For 1, I agree with the convergence claims but the speed of that convergence is in question. There are fundamental reasons to believe that we get hierarchical agents (e.g this from physics, shard theory). If you have a hierarchical collective agent then a good question is how you get it to maximise and become full consequentialist because it will due to optimality reasons. I think that one of the main ways it smooths out the kinks in its programming is by running into prediction errors and updating from that and then the question becomes how fast it runs into prediction errors. Yet in order to atain prediction errors you need to do some sort of online learning in order to update your beliefs. But the energy cost of that online learning scales pretty badly if you’re doing something like classic life does but with a really large NN. Basically there’s a chance that if you hard scale a network to very high computational power, updating that network increases a lot in energy and so if you want the most bang for your buck you get something more like Comprehensive AI Services since you get a distributed system of more specific learners forming a larger learner.
Then you can ask the question what the difference between the distributed AI and humans Collective Intelligence is. There are arguments that they will just form a super-blob through different forms of trade yet how is that different from what human collective intelligence is? (Looking at this right now!)
Are there forms of collective intelligence that can scale with distributed AI and that can capture AI systems in part of it’s optimality? (E.g group selection due to inherent existing advantages) I do think so and I do think that really strong forms of collective decision making potentially gives you a lot of intelligence. We can then imagine a simple verification contract that an AI gets access to a collective intelligence if it behaves in a certain way, it’s worth it for it because it is a lot easier to access power through yet it also agrees to play by certain rules. I don’t see why this wouldn’t work and I would love for someone to tell me that it doesn’t work!

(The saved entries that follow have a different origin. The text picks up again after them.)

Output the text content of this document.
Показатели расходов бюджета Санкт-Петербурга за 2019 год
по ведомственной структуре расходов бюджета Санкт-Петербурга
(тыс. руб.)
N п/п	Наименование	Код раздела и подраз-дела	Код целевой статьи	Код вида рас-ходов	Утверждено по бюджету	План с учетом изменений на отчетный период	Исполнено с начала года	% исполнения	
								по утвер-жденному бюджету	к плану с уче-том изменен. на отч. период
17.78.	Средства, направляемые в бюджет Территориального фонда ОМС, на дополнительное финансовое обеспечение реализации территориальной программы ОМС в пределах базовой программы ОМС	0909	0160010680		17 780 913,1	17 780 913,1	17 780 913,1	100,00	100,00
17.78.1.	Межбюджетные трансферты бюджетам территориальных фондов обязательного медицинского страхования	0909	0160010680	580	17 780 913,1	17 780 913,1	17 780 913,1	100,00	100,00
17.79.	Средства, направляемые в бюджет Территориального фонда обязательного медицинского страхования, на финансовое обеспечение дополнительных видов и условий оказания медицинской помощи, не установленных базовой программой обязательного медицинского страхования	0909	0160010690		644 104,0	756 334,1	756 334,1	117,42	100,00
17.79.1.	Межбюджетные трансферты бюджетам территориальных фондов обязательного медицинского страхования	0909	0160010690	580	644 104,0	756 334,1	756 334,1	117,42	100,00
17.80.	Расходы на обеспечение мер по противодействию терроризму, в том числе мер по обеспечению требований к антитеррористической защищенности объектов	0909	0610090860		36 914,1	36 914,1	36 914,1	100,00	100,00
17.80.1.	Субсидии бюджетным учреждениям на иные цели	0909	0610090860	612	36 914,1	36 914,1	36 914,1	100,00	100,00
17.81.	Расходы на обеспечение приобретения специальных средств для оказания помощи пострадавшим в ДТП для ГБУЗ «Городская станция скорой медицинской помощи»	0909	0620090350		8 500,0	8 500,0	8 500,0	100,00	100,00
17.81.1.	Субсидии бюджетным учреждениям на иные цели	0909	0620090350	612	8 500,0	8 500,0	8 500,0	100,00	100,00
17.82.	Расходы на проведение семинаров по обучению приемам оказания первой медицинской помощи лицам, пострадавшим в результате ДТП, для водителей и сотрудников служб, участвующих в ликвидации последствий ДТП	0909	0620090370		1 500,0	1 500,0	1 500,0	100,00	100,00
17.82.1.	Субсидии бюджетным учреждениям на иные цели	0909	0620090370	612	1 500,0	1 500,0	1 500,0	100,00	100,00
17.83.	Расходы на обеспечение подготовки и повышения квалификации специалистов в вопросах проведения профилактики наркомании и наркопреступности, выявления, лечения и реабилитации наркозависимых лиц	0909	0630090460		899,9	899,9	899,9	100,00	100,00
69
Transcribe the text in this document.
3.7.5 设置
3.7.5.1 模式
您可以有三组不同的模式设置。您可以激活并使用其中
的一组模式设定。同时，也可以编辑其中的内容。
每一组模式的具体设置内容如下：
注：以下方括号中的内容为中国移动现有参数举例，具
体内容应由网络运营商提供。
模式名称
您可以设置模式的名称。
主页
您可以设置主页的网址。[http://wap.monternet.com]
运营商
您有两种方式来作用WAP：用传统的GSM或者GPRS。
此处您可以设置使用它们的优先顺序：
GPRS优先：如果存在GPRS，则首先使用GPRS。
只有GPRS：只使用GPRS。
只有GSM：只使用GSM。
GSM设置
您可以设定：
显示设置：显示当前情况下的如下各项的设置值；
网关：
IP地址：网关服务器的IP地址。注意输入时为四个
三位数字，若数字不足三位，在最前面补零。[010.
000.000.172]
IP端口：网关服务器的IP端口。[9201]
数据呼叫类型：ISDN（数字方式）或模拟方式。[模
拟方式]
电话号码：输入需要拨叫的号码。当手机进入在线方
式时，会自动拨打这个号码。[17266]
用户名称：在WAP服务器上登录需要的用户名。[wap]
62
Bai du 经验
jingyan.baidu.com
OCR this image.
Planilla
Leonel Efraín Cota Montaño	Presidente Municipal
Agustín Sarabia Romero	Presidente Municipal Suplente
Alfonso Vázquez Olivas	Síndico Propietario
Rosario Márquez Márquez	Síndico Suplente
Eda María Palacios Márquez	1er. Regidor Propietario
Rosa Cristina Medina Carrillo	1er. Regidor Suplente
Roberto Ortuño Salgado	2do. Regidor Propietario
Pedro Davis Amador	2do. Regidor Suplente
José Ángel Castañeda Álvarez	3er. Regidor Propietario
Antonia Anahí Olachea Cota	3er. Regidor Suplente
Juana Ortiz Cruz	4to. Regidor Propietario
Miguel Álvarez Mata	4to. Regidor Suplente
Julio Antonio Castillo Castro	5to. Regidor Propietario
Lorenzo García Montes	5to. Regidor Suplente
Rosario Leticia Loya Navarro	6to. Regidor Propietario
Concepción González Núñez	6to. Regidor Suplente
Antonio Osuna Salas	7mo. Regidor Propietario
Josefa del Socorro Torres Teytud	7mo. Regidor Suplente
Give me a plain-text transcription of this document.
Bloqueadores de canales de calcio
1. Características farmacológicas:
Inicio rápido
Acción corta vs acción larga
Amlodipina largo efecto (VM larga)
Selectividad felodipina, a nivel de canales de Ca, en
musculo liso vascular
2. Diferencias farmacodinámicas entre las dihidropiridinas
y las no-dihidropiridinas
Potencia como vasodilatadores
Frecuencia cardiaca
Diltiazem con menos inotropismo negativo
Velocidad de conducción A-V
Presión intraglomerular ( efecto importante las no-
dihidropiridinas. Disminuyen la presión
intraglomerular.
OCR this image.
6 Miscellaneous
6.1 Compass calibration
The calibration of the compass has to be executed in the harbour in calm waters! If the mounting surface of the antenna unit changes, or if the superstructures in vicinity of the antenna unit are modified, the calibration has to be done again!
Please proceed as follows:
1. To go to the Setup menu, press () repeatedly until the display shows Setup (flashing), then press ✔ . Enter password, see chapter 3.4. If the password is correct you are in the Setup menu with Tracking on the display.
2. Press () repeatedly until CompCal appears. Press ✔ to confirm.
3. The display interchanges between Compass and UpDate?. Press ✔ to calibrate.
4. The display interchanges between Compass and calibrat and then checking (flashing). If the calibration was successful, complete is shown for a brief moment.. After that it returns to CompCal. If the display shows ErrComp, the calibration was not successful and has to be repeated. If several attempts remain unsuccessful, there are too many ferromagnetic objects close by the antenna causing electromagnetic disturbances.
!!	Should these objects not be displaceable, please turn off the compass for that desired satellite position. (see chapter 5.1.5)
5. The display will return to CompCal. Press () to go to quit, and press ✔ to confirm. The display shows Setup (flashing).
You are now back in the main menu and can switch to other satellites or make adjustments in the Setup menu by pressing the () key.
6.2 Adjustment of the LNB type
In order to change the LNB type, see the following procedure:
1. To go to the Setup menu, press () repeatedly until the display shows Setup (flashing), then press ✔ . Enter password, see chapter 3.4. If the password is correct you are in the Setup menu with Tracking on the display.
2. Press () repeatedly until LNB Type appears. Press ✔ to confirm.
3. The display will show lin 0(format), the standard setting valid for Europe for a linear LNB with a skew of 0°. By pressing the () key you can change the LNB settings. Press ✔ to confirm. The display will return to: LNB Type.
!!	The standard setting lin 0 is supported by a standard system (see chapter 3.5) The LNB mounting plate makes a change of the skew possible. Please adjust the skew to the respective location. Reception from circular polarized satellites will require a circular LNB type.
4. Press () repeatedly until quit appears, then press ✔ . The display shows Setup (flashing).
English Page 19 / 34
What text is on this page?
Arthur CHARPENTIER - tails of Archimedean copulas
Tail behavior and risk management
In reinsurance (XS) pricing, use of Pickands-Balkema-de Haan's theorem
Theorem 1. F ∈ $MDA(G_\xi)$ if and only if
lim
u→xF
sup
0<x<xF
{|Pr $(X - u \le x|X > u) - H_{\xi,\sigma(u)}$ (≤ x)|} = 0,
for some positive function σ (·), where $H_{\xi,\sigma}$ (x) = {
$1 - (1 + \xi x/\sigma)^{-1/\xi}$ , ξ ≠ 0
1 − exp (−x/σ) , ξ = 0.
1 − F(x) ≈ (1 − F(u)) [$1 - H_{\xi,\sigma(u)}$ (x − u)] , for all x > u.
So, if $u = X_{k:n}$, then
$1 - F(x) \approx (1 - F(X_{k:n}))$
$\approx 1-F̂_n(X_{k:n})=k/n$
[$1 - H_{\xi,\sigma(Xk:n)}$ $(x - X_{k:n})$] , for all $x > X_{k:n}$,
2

For 3, why can’t RSI be a collective process given the above arguments around collective versus individual learning? If RSI is a bit like classic science there might also be thresholds and similar at which you get less fast scaling, I feel this is one of the less talked about points in superintelligence, what is the underlying difficulty of RSI at higher levels? From an outside view + black swan perspective it seems very arrogant to believe that to have a linear difficulty scaling?
Some other questions are: What types of knowledge discovery will be needed? What experiments? Where will you get new bits of information from? How will these distribute into the collective memory of the RSI process?
All of these things determine the unipolarity or multipolarity of an RSI process? So we can’t be sure of how it will happen and there’s also probably path dependence based on the best alternative at the initial conditions.
I would greatly appreciate it if you could post the transcript of the call on LW.